Atur Konsumsi Gula saat Berbuka Puasa: Cegah Risiko Obesitas dan Penyakit Tidak Menular
Atur Konsumsi Gula saat Berbuka Puasa: Cegah Risiko Obesitas dan Penyakit Tidak Menular
Direktur Pencegahan dan Pengendalian Penyakit Tidak Menular Kementerian Kesehatan (Kemenkes) RI, Siti Nadia Tarmizi, menekankan pentingnya pengaturan konsumsi makanan manis selama bulan Ramadan. Kebiasaan mengonsumsi takjil dengan kadar gula tinggi saat berbuka puasa, meskipun menjadi tradisi, berpotensi meningkatkan risiko obesitas dan berbagai penyakit tidak menular lainnya jika tidak dikontrol dengan bijak. Hal ini disampaikan dalam temu media di Jakarta, Selasa (5/3/2025).

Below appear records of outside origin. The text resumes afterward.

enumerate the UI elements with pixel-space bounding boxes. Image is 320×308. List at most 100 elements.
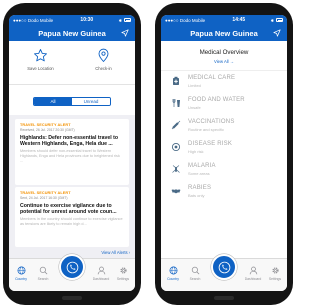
- chevron-right-icon: ›: [128, 250, 130, 255]
- medical-item-title: MEDICAL CARE: [188, 75, 236, 81]
- view-all-alerts-link[interactable]: View All Alerts ›: [101, 250, 130, 255]
- tab-label: Dashboard: [92, 276, 110, 281]
- tab-dashboard[interactable]: Dashboard: [91, 266, 111, 281]
- bluetooth-icon: ✱: [118, 17, 122, 23]
- medical-care-icon: [173, 76, 179, 85]
- alert-body: Members should defer non-essential trave…: [20, 149, 120, 163]
- home-indicator: [62, 296, 82, 300]
- tab-bar: Country Search Dashboard Settings: [161, 254, 287, 291]
- view-all-alerts-label: View All Alerts: [101, 250, 128, 255]
- gear-icon: [119, 267, 127, 274]
- medical-item-disease-risk[interactable]: DISEASE RISK High risk: [161, 137, 287, 159]
- tab-label: Dashboard: [244, 276, 262, 281]
- home-indicator: [214, 296, 234, 300]
- medical-item-subtitle: Routine and specific: [188, 127, 225, 132]
- search-icon: [191, 266, 199, 275]
- tab-label: Settings: [116, 276, 130, 281]
- tab-label: Settings: [268, 276, 282, 281]
- phone-right: ●●●○○ Dodo Mobile 14:45 ✱ Papua New Guin…: [155, 3, 293, 305]
- medical-item-title: MALARIA: [188, 163, 216, 169]
- carrier-label: ●●●○○ Dodo Mobile: [13, 17, 54, 23]
- alert-date: Received, 26 Jul. 2017 20:30 (GMT): [20, 128, 75, 132]
- tab-dashboard[interactable]: Dashboard: [243, 266, 263, 281]
- medical-item-rabies[interactable]: RABIES Bats only: [161, 181, 287, 203]
- save-location-label: Save Location: [27, 66, 54, 71]
- person-icon: [249, 266, 257, 275]
- medical-list: MEDICAL CARE Limited FOOD AND WATER Unsa…: [161, 71, 287, 203]
- alert-tag: TRAVEL SECURITY ALERT: [20, 191, 71, 195]
- alert-card[interactable]: TRAVEL SECURITY ALERT Received, 26 Jul. …: [15, 119, 129, 185]
- nav-bar: Papua New Guinea: [9, 25, 135, 41]
- medical-item-title: FOOD AND WATER: [188, 97, 245, 103]
- send-location-icon[interactable]: [121, 29, 129, 37]
- segment-unread[interactable]: Unread: [72, 98, 110, 105]
- medical-item-medical-care[interactable]: MEDICAL CARE Limited: [161, 71, 287, 93]
- gear-icon: [271, 267, 279, 274]
- phone-left: ●●●○○ Dodo Mobile 10:30 ✱ Papua New Guin…: [3, 3, 141, 305]
- alert-card[interactable]: TRAVEL SECURITY ALERT Sent, 24 Jul. 2017…: [15, 187, 129, 247]
- battery-icon: [276, 18, 283, 22]
- tab-country[interactable]: Country: [163, 266, 183, 281]
- tab-bar: Country Search Dashboard Settings: [9, 254, 135, 291]
- screen-medical: ●●●○○ Dodo Mobile 14:45 ✱ Papua New Guin…: [161, 15, 287, 291]
- tab-label: Search: [37, 276, 49, 281]
- medical-item-subtitle: Bats only: [188, 193, 205, 198]
- alert-body: Members in the country should continue t…: [20, 217, 123, 226]
- tab-label: Country: [167, 276, 179, 281]
- tab-settings[interactable]: Settings: [113, 266, 133, 281]
- search-icon: [39, 266, 47, 275]
- star-icon: [34, 49, 47, 62]
- alerts-list: TRAVEL SECURITY ALERT Received, 26 Jul. …: [9, 115, 135, 258]
- send-location-icon[interactable]: [273, 29, 281, 37]
- tab-label: Search: [189, 276, 201, 281]
- tab-label: Country: [15, 276, 27, 281]
- globe-icon: [17, 266, 25, 275]
- status-time: 10:30: [80, 17, 94, 23]
- view-all-link[interactable]: View All →: [161, 59, 287, 64]
- save-location-button[interactable]: Save Location: [9, 41, 72, 84]
- nav-bar: Papua New Guinea: [161, 25, 287, 41]
- medical-item-subtitle: Unsafe: [188, 105, 201, 110]
- phone-call-icon: [66, 261, 78, 273]
- status-indicators: ✱: [119, 18, 131, 23]
- status-bar: ●●●○○ Dodo Mobile 14:45 ✱: [161, 15, 287, 25]
- alert-tag: TRAVEL SECURITY ALERT: [20, 123, 71, 127]
- tab-settings[interactable]: Settings: [265, 266, 285, 281]
- alert-title: Continue to exercise vigilance due to po…: [20, 202, 117, 215]
- status-time: 14:45: [232, 17, 246, 23]
- medical-overview-title: Medical Overview: [199, 49, 249, 56]
- check-in-label: Check-in: [95, 66, 112, 71]
- call-assistance-button[interactable]: [211, 254, 237, 280]
- disease-risk-icon: [171, 142, 181, 152]
- tab-search[interactable]: Search: [33, 266, 53, 281]
- filter-area: All Unread: [9, 85, 135, 115]
- bluetooth-icon: ✱: [270, 17, 274, 23]
- arrow-right-icon: →: [229, 58, 234, 64]
- medical-item-subtitle: Some areas: [188, 171, 210, 176]
- tab-search[interactable]: Search: [185, 266, 205, 281]
- medical-item-subtitle: Limited: [188, 83, 201, 88]
- view-all-label: View All: [214, 58, 229, 64]
- mosquito-icon: [172, 165, 180, 173]
- status-indicators: ✱: [271, 18, 283, 23]
- check-in-button[interactable]: Check-in: [72, 41, 135, 84]
- bat-icon: [171, 189, 181, 194]
- globe-icon: [169, 266, 177, 275]
- tab-country[interactable]: Country: [11, 266, 31, 281]
- medical-item-title: VACCINATIONS: [188, 119, 235, 125]
- screen-alerts: ●●●○○ Dodo Mobile 10:30 ✱ Papua New Guin…: [9, 15, 135, 291]
- alert-filter-segmented: All Unread: [33, 97, 111, 106]
- call-assistance-button[interactable]: [59, 254, 85, 280]
- medical-item-title: DISEASE RISK: [188, 141, 233, 147]
- battery-icon: [124, 18, 131, 22]
- medical-item-vaccinations[interactable]: VACCINATIONS Routine and specific: [161, 115, 287, 137]
- person-icon: [97, 266, 105, 275]
- syringe-icon: [171, 120, 181, 130]
- nav-title: Papua New Guinea: [38, 28, 106, 38]
- medical-item-malaria[interactable]: MALARIA Some areas: [161, 159, 287, 181]
- segment-all[interactable]: All: [34, 98, 72, 105]
- medical-item-food-water[interactable]: FOOD AND WATER Unsafe: [161, 93, 287, 115]
- carrier-label: ●●●○○ Dodo Mobile: [165, 17, 206, 23]
- status-bar: ●●●○○ Dodo Mobile 10:30 ✱: [9, 15, 135, 25]
- medical-item-title: RABIES: [188, 185, 212, 191]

"Budaya masyarakat yang kurang memahami dampak konsumsi gula berlebih dapat memicu berbagai masalah kesehatan," ujar Nadia. Ia menjelaskan bahwa banyak minuman dan makanan yang tersedia di pasaran, termasuk takjil populer seperti es buah dan kolak, mengandung gula dalam jumlah signifikan. Kebiasaan langsung mengonsumsi makanan manis dalam porsi besar sebagai kompensasi rasa lapar setelah berpuasa juga perlu diwaspadai. Meskipun konsumsi gula diperbolehkan, penting untuk membatasi jumlahnya dan memilih sumber gula yang lebih sehat. "Anjuran Nabi Muhammad SAW untuk mengonsumsi kurma sebagai makanan manis patut dicontoh, karena kurma memiliki rasa manis alami tanpa membahayakan kesehatan," imbuhnya.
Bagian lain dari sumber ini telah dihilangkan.